HookRuns WhenCommon Use
pre-pushBefore pushingRun tests, export conda env
post-pushAfter pushingNotify team, update docs
pre-pullBefore pullingBackup current state
post-pullAfter pullingbrew bundle, restart services

Bootstrap Scripts and the Setup Command

The configsync setup command and bootstrap scripts turned ConfigSync from a sync tool into a complete machine provisioning system. A single URL with an embedded token installs ConfigSync, authenticates, pulls your environment, and runs your bootstrap script.

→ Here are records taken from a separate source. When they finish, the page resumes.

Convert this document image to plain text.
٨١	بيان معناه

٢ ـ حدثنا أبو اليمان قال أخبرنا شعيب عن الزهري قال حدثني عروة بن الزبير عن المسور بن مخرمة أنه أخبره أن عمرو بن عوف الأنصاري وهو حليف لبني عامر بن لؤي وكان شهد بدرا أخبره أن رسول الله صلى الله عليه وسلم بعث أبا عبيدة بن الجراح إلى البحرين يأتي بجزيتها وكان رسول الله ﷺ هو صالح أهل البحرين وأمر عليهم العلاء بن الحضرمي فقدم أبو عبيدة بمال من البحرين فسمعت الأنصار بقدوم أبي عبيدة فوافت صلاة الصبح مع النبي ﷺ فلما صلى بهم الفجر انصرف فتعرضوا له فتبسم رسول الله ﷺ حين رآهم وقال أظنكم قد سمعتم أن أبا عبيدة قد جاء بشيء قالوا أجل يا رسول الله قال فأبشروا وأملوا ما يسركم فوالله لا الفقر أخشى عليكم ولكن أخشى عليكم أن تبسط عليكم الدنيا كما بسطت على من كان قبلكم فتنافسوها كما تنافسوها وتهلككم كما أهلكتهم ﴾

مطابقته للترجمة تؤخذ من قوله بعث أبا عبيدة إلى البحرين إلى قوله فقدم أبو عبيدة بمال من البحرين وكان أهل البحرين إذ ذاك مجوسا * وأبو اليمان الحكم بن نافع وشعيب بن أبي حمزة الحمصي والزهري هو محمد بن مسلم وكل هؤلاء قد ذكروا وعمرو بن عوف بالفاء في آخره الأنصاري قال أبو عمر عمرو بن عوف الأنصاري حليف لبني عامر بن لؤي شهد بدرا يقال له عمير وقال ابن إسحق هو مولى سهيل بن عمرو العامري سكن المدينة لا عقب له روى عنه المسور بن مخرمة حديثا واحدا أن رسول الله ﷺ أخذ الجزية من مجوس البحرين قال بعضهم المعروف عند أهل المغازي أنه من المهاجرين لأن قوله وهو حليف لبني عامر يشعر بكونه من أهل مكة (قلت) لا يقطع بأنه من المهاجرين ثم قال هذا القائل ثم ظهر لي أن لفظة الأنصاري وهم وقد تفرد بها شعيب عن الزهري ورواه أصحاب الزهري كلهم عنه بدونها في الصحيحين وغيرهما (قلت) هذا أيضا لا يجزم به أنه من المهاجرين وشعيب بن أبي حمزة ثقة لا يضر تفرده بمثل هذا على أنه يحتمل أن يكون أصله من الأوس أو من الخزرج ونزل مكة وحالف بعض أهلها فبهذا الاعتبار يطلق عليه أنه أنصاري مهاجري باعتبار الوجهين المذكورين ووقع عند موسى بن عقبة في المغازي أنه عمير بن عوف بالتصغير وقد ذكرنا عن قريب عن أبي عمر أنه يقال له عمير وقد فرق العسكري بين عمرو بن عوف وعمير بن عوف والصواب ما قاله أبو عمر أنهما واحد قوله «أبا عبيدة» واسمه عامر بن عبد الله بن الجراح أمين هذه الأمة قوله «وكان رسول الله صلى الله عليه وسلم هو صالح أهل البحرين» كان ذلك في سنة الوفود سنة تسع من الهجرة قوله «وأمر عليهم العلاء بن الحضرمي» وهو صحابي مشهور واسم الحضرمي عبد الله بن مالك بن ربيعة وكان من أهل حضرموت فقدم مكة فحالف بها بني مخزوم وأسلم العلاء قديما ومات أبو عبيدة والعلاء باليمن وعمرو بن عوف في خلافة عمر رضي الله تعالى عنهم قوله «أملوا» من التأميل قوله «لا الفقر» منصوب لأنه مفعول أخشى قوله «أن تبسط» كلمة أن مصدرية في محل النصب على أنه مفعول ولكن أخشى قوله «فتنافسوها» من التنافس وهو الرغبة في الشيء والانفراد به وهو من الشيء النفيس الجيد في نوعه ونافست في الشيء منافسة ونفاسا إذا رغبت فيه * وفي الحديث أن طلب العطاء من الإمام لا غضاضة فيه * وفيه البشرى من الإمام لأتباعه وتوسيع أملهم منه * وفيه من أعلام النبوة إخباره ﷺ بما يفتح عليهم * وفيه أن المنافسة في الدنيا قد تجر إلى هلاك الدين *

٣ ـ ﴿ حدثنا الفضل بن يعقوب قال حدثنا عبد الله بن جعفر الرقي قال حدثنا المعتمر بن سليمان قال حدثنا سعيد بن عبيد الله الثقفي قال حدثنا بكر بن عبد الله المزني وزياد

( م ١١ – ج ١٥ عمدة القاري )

One-URL machine provisioning
# Generate a setup URL from the dashboard # Share it with new team members or use on new machines $ curl -fsSL configsync.dev/install?token=cs_xxx | sh # Installs ConfigSync # Authenticates with the embedded token # Pulls latest snapshot # Runs bootstrap.sh (Homebrew, oh-my-zsh, fonts, etc.)

24 Built-In Modules

We shipped modules throughout 2026, ending the year with 24 built-in modules covering the most common developer tools:

CategoryModules
Shellszsh, bash, fish
EditorsVS Code, Neovim, Vim, JetBrains
Version Controlgit, GitHub CLI
SecuritySSH, GPG, AWS credentials
Package ManagersHomebrew, npm, pip, cargo
ContainersDocker
SystemmacOS defaults, Raycast, Ghostty
AI ToolsCursor, Claude Code

Snapshot History and the Web Dashboard

The web dashboard at configsync.dev launched with machine management, API token management, and snapshot history. You can see every sync event, manage which machines have access, and generate setup URLs for new machines.

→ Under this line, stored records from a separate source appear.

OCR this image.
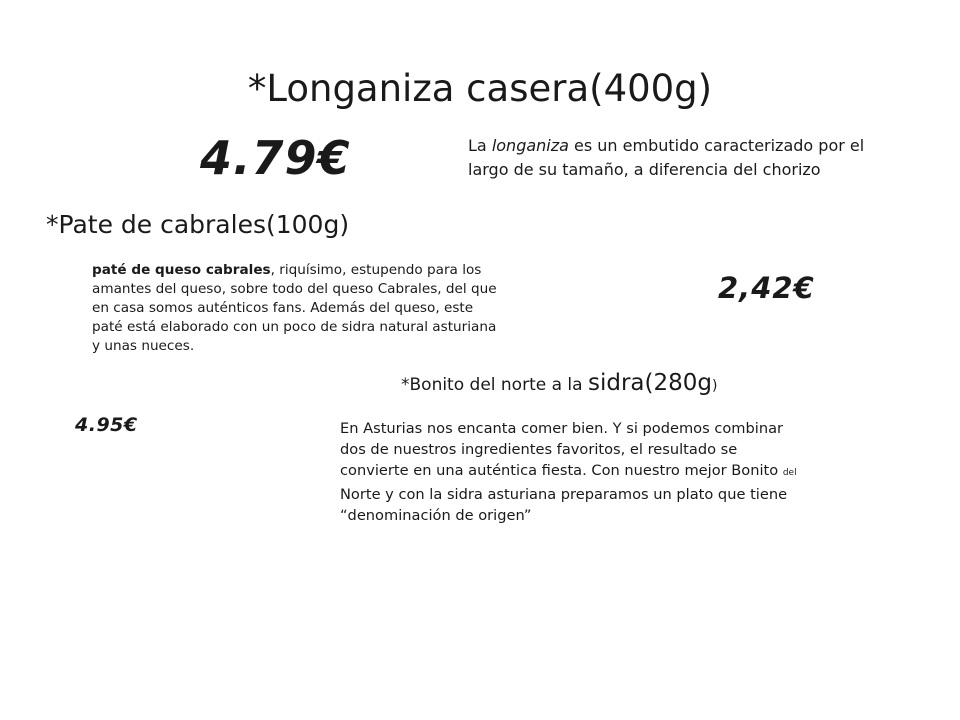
*Longaniza casera(400g)
4.79€	La longaniza es un embutido caracterizado por el largo de su tamaño, a diferencia del chorizo
*Pate de cabrales(100g)
paté de queso cabrales, riquísimo, estupendo para los amantes del queso, sobre todo del queso Cabrales, del que en casa somos auténticos fans. Además del queso, este paté está elaborado con un poco de sidra natural asturiana y unas nueces.
2,42€
*Bonito del norte a la sidra(280g)
4.95€	En Asturias nos encanta comer bien. Y si podemos combinar dos de nuestros ingredientes favoritos, el resultado se convierte en una auténtica fiesta. Con nuestro mejor Bonito del Norte y con la sidra asturiana preparamos un plato que tiene “denominación de origen”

Snapshot history turned ConfigSync into more than a sync tool. It became an audit trail and a backup system. Every push is a timestamped record of your environment that you can roll back to at any time.

What Is Planned for 2027

Looking ahead, we are working on several major features:

  • Team sharing and RBAC for organizations that need to share configurations with access controls.
  • Plugin marketplace where community-contributed plugins can be discovered and installed.
  • Conflict resolution for cases where two machines modify the same file between syncs.
  • Linux desktop support with modules for GNOME, KDE, and i3/sway configuration.
  • Mobile companion app for generating setup tokens and monitoring sync status from your phone.

2026 was about building the foundation. 2027 is about scaling ConfigSync from a personal productivity tool to a team platform. Thank you to everyone who used ConfigSync this year, reported bugs, requested features, and contributed plugins. The best is ahead.